Paul Johnson

Personal information
- Date of birth: 5 April 1992 (age 34)
- Place of birth: Sunderland, England
- Height: 6 ft 0 in (1.83 m)
- Position: Central defender

Youth career
- 2004–2010: Hartlepool United

Senior career*
- Years: Team / Apps / (Gls)
- 2010–2013: Hartlepool United / 1 / (0)
- 2010: → Garforth Town (loan) / ? / (?)
- 2011–2012: → Workington (loan) / 12 / (1)
- 2012: → Darlington (loan) / 9 / (0)
- 2013: → Workington (loan) / 17 / (0)
- 2013–2014: Celtic Nation
- 2014–: Spennymoor Town

= Paul Johnson (footballer, born 1992) =

English footballer (born 1992)

Paul Johnson (born 5 April 1992) is an English former professional footballer who plays for Spennymoor Town as a central defender.

==Career==
===Hartlepool United===
Born in Sunderland, Johnson joined Hartlepool United at the age of 12. He turned professional in 2010, making his senior debut in April 2011.

In May 2011 he signed a new contract with the club.
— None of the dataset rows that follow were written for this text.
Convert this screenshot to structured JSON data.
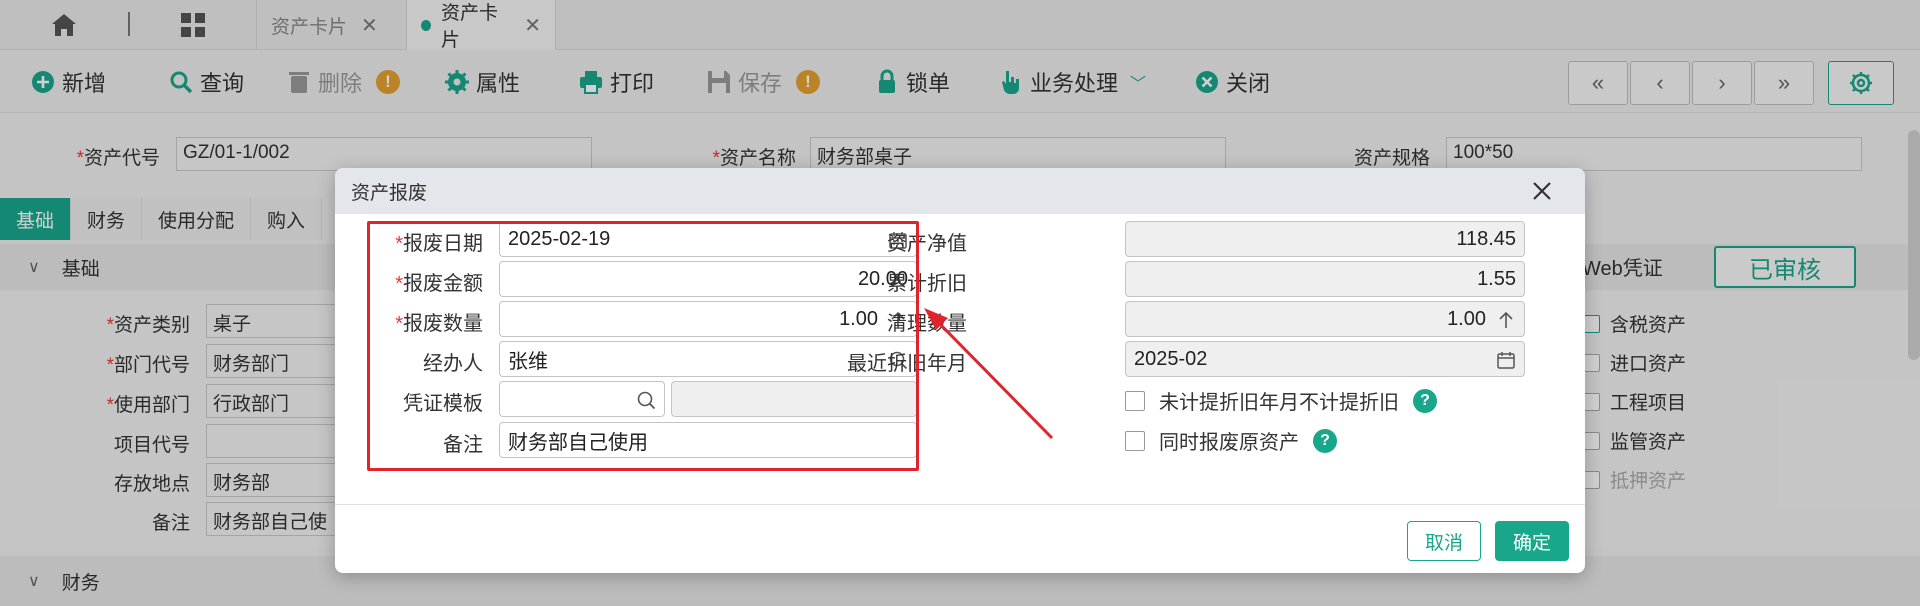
{
  "tabs": [
    {
      "label": "资产卡片",
      "active": false
    },
    {
      "label": "资产卡片",
      "active": true
    }
  ],
  "toolbar": {
    "add": "新增",
    "query": "查询",
    "delete": "删除",
    "properties": "属性",
    "print": "打印",
    "save": "保存",
    "lock": "锁单",
    "business": "业务处理",
    "close": "关闭"
  },
  "header": {
    "asset_code_label": "资产代号",
    "asset_code": "GZ/01-1/002",
    "asset_name_label": "资产名称",
    "asset_name": "财务部桌子",
    "asset_spec_label": "资产规格",
    "asset_spec": "100*50"
  },
  "subtabs": [
    "基础",
    "财务",
    "使用分配",
    "购入"
  ],
  "sections": {
    "basic": "基础",
    "finance": "财务"
  },
  "basic_form": {
    "category_label": "资产类别",
    "category": "桌子",
    "dept_label": "部门代号",
    "dept": "财务部门",
    "use_dept_label": "使用部门",
    "use_dept": "行政部门",
    "project_label": "项目代号",
    "project": "",
    "location_label": "存放地点",
    "location": "财务部",
    "remark_label": "备注",
    "remark": "财务部自己使"
  },
  "right_panel": {
    "web_voucher": "Web凭证",
    "audited": "已审核",
    "checks": [
      {
        "label": "含税资产",
        "checked": true
      },
      {
        "label": "进口资产",
        "checked": false
      },
      {
        "label": "工程项目",
        "checked": false
      },
      {
        "label": "监管资产",
        "checked": false
      },
      {
        "label": "抵押资产",
        "checked": false
      }
    ]
  },
  "dialog": {
    "title": "资产报废",
    "scrap_date_label": "报废日期",
    "scrap_date": "2025-02-19",
    "scrap_amount_label": "报废金额",
    "scrap_amount": "20.00",
    "scrap_qty_label": "报废数量",
    "scrap_qty": "1.00",
    "handler_label": "经办人",
    "handler": "张维",
    "voucher_tpl_label": "凭证模板",
    "voucher_tpl": "",
    "voucher_tpl_name": "",
    "remark_label": "备注",
    "remark": "财务部自己使用",
    "net_value_label": "资产净值",
    "net_value": "118.45",
    "acc_dep_label": "累计折旧",
    "acc_dep": "1.55",
    "clear_qty_label": "清理数量",
    "clear_qty": "1.00",
    "last_dep_label": "最近折旧年月",
    "last_dep": "2025-02",
    "check1": "未计提折旧年月不计提折旧",
    "check2": "同时报废原资产",
    "cancel": "取消",
    "ok": "确定"
  },
  "colors": {
    "accent": "#19a78b",
    "highlight": "#e0242b",
    "warning": "#e3a12f"
  }
}
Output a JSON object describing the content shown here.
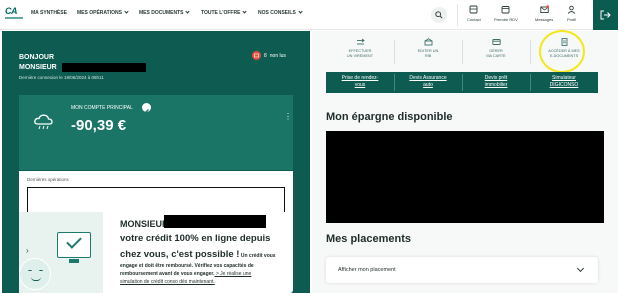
{
  "nav": {
    "logo_text": "CA",
    "menu": [
      {
        "label": "MA SYNTHÈSE",
        "has_chevron": false
      },
      {
        "label": "MES OPÉRATIONS",
        "has_chevron": true
      },
      {
        "label": "MES DOCUMENTS",
        "has_chevron": true
      },
      {
        "label": "TOUTE L'OFFRE",
        "has_chevron": true
      },
      {
        "label": "NOS CONSEILS",
        "has_chevron": true
      }
    ],
    "tools": {
      "contact": "Contact",
      "rdv": "Prendre RDV",
      "messages": "Messages",
      "profil": "Profil"
    }
  },
  "greeting": {
    "line1": "BONJOUR",
    "line2": "MONSIEUR",
    "last_connection": "Dernière connexion le 19/06/2024 à 06h11",
    "unread_count": "8",
    "unread_label": "non lus"
  },
  "account": {
    "name": "MON COMPTE PRINCIPAL",
    "balance": "-90,39 €",
    "ops_title": "Dernières opérations"
  },
  "promo": {
    "title": "MONSIEUR",
    "line1": "votre crédit 100% en ligne depuis",
    "line2_bold": "chez vous, c'est possible !",
    "line2_small": " Un crédit vous",
    "line3": "engage et doit être remboursé. Vérifiez vos capacités de",
    "line4": "remboursement avant de vous engager.",
    "line4_link": " > Je réalise une",
    "line5": "simulation de crédit conso dès maintenant."
  },
  "quick_actions": [
    {
      "label1": "EFFECTUER",
      "label2": "UN VIREMENT",
      "icon": "transfer-icon"
    },
    {
      "label1": "EDITER UN",
      "label2": "RIB",
      "icon": "rib-icon"
    },
    {
      "label1": "GÉRER",
      "label2": "MA CARTE",
      "icon": "card-icon"
    },
    {
      "label1": "ACCÉDER À MES",
      "label2": "E-DOCUMENTS",
      "icon": "document-icon"
    }
  ],
  "links": [
    {
      "l1": "Prise de rendez-",
      "l2": "vous"
    },
    {
      "l1": "Devis Assurance",
      "l2": "auto"
    },
    {
      "l1": "Devis prêt",
      "l2": "immobilier"
    },
    {
      "l1": "Simulateur",
      "l2": "DIGICONSO"
    }
  ],
  "savings": {
    "title": "Mon épargne disponible"
  },
  "placements": {
    "title": "Mes placements",
    "button": "Afficher mon placement"
  },
  "colors": {
    "primary": "#0e5c51",
    "account": "#1a7567",
    "highlight": "#f2e81d",
    "badge": "#e44b3d"
  }
}
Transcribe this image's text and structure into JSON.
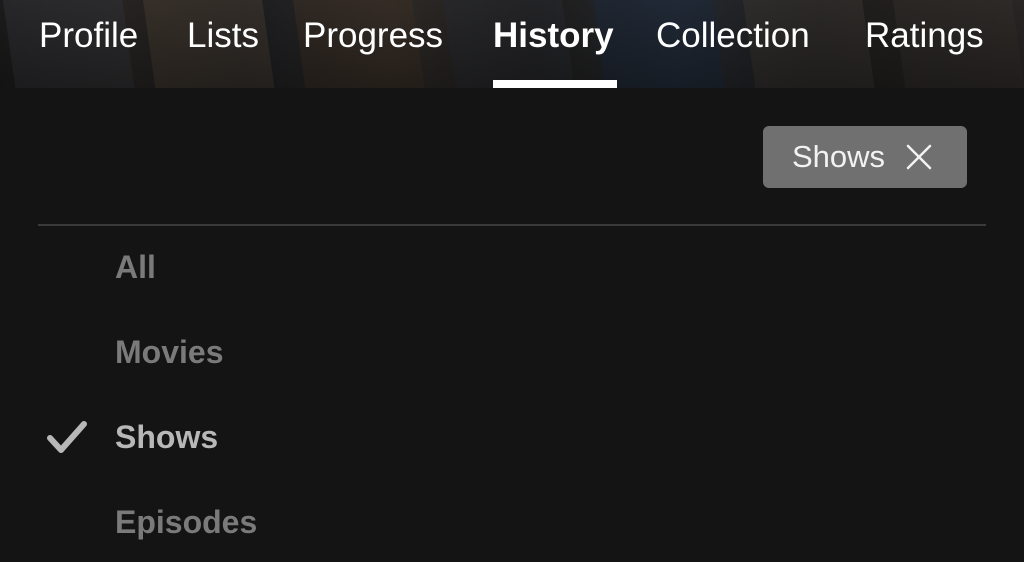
{
  "tabs": [
    {
      "label": "Profile",
      "active": false
    },
    {
      "label": "Lists",
      "active": false
    },
    {
      "label": "Progress",
      "active": false
    },
    {
      "label": "History",
      "active": true
    },
    {
      "label": "Collection",
      "active": false
    },
    {
      "label": "Ratings",
      "active": false
    }
  ],
  "filter_chip": {
    "label": "Shows",
    "icon": "close-icon"
  },
  "options": [
    {
      "label": "All",
      "selected": false
    },
    {
      "label": "Movies",
      "selected": false
    },
    {
      "label": "Shows",
      "selected": true
    },
    {
      "label": "Episodes",
      "selected": false
    }
  ],
  "colors": {
    "background": "#141414",
    "chip_background": "#707070",
    "option_text": "#7a7a7a",
    "selected_option_text": "#b8b8b8",
    "active_tab_underline": "#ffffff"
  }
}
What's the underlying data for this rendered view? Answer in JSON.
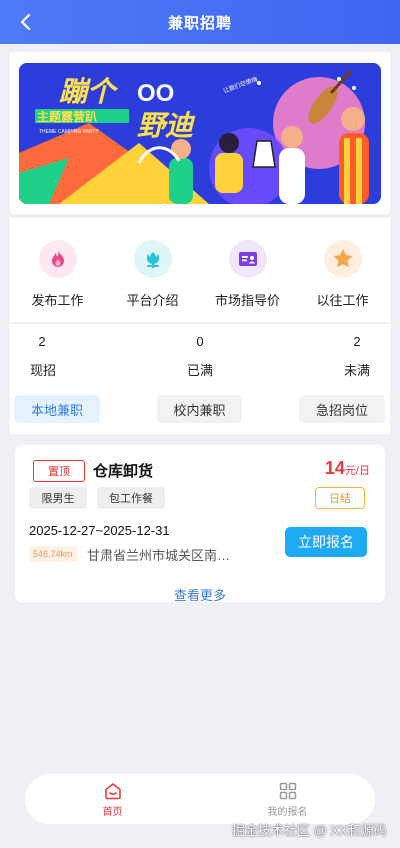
{
  "header": {
    "title": "兼职招聘"
  },
  "shortcuts": [
    {
      "label": "发布工作",
      "icon": "flame-icon",
      "color": "#e94b8a"
    },
    {
      "label": "平台介绍",
      "icon": "flower-icon",
      "color": "#2cc4d9"
    },
    {
      "label": "市场指导价",
      "icon": "id-card-icon",
      "color": "#7b3fe0"
    },
    {
      "label": "以往工作",
      "icon": "star-icon",
      "color": "#f7a64a"
    }
  ],
  "stats": [
    {
      "value": "2",
      "label": "现招"
    },
    {
      "value": "0",
      "label": "已满"
    },
    {
      "value": "2",
      "label": "未满"
    }
  ],
  "tabs": [
    {
      "label": "本地兼职",
      "active": true
    },
    {
      "label": "校内兼职",
      "active": false
    },
    {
      "label": "急招岗位",
      "active": false
    }
  ],
  "job": {
    "badge": "置顶",
    "title": "仓库卸货",
    "salary": "14",
    "salary_unit": "元/日",
    "tags": [
      "限男生",
      "包工作餐"
    ],
    "pay_type": "日结",
    "dates": "2025-12-27~2025-12-31",
    "distance": "546.74km",
    "address": "甘肃省兰州市城关区南关十字",
    "apply_label": "立即报名"
  },
  "more_label": "查看更多",
  "tabbar": [
    {
      "label": "首页",
      "icon": "home-icon",
      "active": true
    },
    {
      "label": "我的报名",
      "icon": "grid-icon",
      "active": false
    }
  ],
  "watermark": "掘金技术社区 @ XX和源码",
  "colors": {
    "primary": "#4f7af8",
    "accent_red": "#e53b3b",
    "apply_blue": "#1fa9f2",
    "active_tab_text": "#2f7de1"
  }
}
And next season, he had a successful three-month loan spell at Conference North side Workington where he received praise from the Reds' manager Darren Edmondson with him saying "Paul has been fantastic for us, he's grown as a player and learned more about the game than playing meaningless Reserve games. It's been a pleasure to aid his development. He returns to Hartlepool an improved footballer and shows what effect the non league can have on the development of young talent."

He was an unused substitute in a 2–1 win away at Bury shortly before he was loaned to local rivals Darlington for the rest of the season. He made his debut a day later as he played the full match in a 0–2 league defeat to Ebbsfleet United.
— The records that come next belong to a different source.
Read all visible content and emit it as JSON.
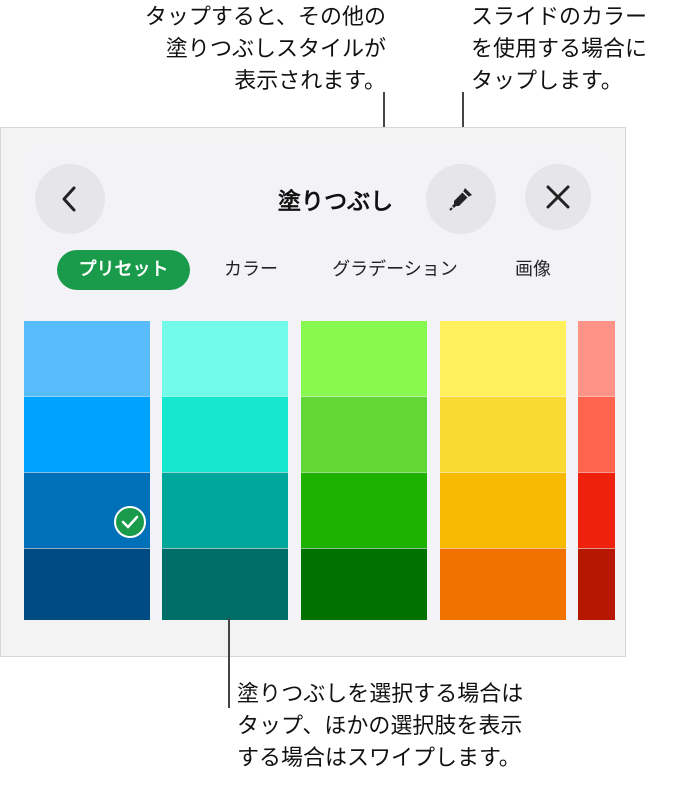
{
  "callouts": {
    "fill_styles": "タップすると、その他の\n塗りつぶしスタイルが\n表示されます。",
    "slide_color": "スライドのカラー\nを使用する場合に\nタップします。",
    "swipe": "塗りつぶしを選択する場合は\nタップ、ほかの選択肢を表示\nする場合はスワイプします。"
  },
  "panel": {
    "title": "塗りつぶし",
    "back_icon": "chevron-left-icon",
    "eyedropper_icon": "eyedropper-icon",
    "close_icon": "close-icon"
  },
  "tabs": [
    {
      "label": "プリセット",
      "selected": true
    },
    {
      "label": "カラー",
      "selected": false
    },
    {
      "label": "グラデーション",
      "selected": false
    },
    {
      "label": "画像",
      "selected": false
    }
  ],
  "swatch_columns": [
    {
      "name": "blue",
      "colors": [
        "#58bcfb",
        "#00a2ff",
        "#0071b8",
        "#004c82"
      ]
    },
    {
      "name": "teal",
      "colors": [
        "#73fae9",
        "#16e7cf",
        "#00a89b",
        "#006e68"
      ]
    },
    {
      "name": "green",
      "colors": [
        "#88f94e",
        "#61d836",
        "#1db100",
        "#017100"
      ]
    },
    {
      "name": "yellow",
      "colors": [
        "#fff05c",
        "#fad932",
        "#f8ba00",
        "#f27200"
      ]
    },
    {
      "name": "red",
      "colors": [
        "#ff9388",
        "#ff644e",
        "#ee220c",
        "#b51700"
      ]
    }
  ],
  "selected_swatch": {
    "column": "blue",
    "index": 2
  },
  "accent_color": "#1a9b4b"
}
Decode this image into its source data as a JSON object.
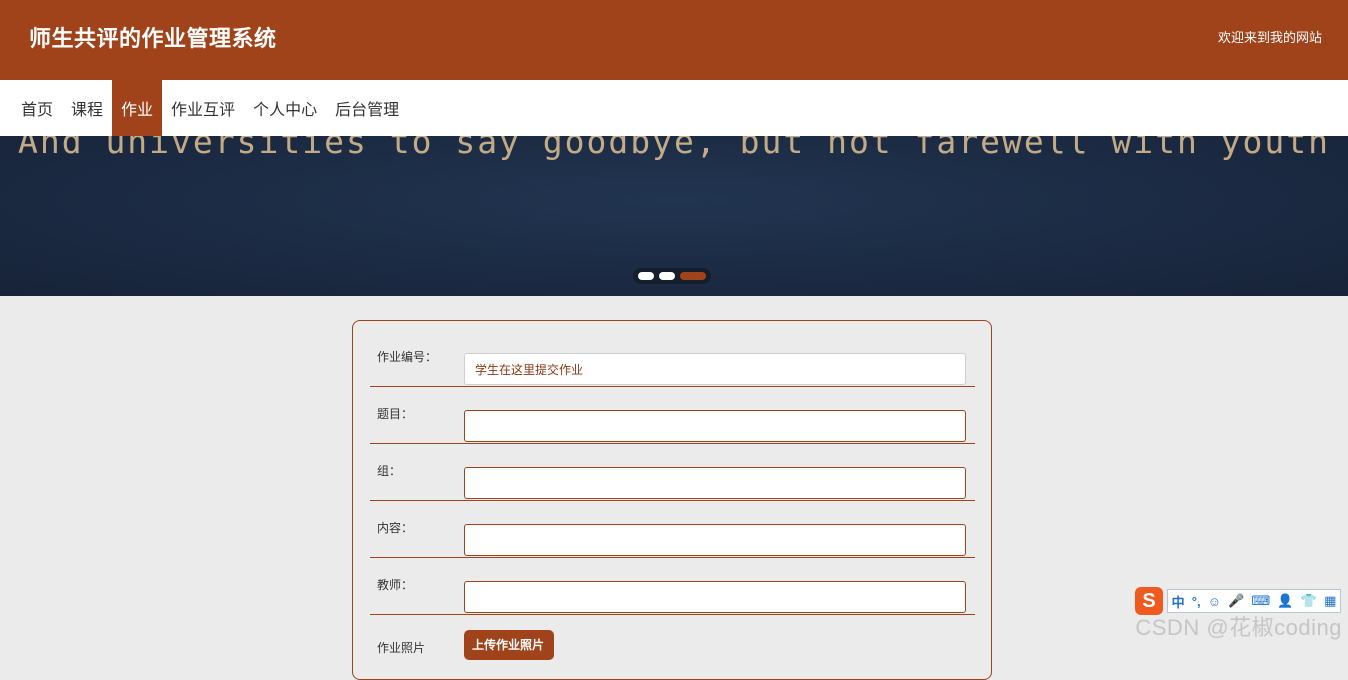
{
  "header": {
    "title": "师生共评的作业管理系统",
    "welcome": "欢迎来到我的网站"
  },
  "nav": {
    "items": [
      {
        "label": "首页",
        "active": false
      },
      {
        "label": "课程",
        "active": false
      },
      {
        "label": "作业",
        "active": true
      },
      {
        "label": "作业互评",
        "active": false
      },
      {
        "label": "个人中心",
        "active": false
      },
      {
        "label": "后台管理",
        "active": false
      }
    ]
  },
  "banner": {
    "text": "And universities to say goodbye, but not farewell with youth",
    "slide_count": 3,
    "active_slide": 2
  },
  "form": {
    "fields": [
      {
        "label": "作业编号：",
        "value": "学生在这里提交作业",
        "placeholder": ""
      },
      {
        "label": "题目：",
        "value": "",
        "placeholder": ""
      },
      {
        "label": "组：",
        "value": "",
        "placeholder": ""
      },
      {
        "label": "内容：",
        "value": "",
        "placeholder": ""
      },
      {
        "label": "教师：",
        "value": "",
        "placeholder": ""
      }
    ],
    "upload_label": "作业照片",
    "upload_button": "上传作业照片"
  },
  "ime": {
    "logo": "S",
    "items": [
      "中",
      "°,",
      "☺",
      "🎤",
      "⌨",
      "👤",
      "👕",
      "▦"
    ]
  },
  "watermark": "CSDN @花椒coding",
  "colors": {
    "brand": "#a0431a",
    "banner_bg": "#1b2a42",
    "page_bg": "#ebebeb"
  }
}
He rejoined Workington on loan in February 2013, making 17 appearances for the club.

Johnson was released by Hartlepool at the end of the 2012–13 season.

===Non-league===
After his release from Hartlepool, it was reported that Workington boss Darren Edmondson tried to get Johnson to join Workington permanently but hit a stumbling block due to wages. Johnson joined Carlisle-based Northern League side Celtic Nation in June, on a one-year deal, where he was reunited with Mick Wadsworth who was Johnson's coach at Hartlepool United.

Paul left Celtic Nation to join Spennymoor Town in the summer of 2014.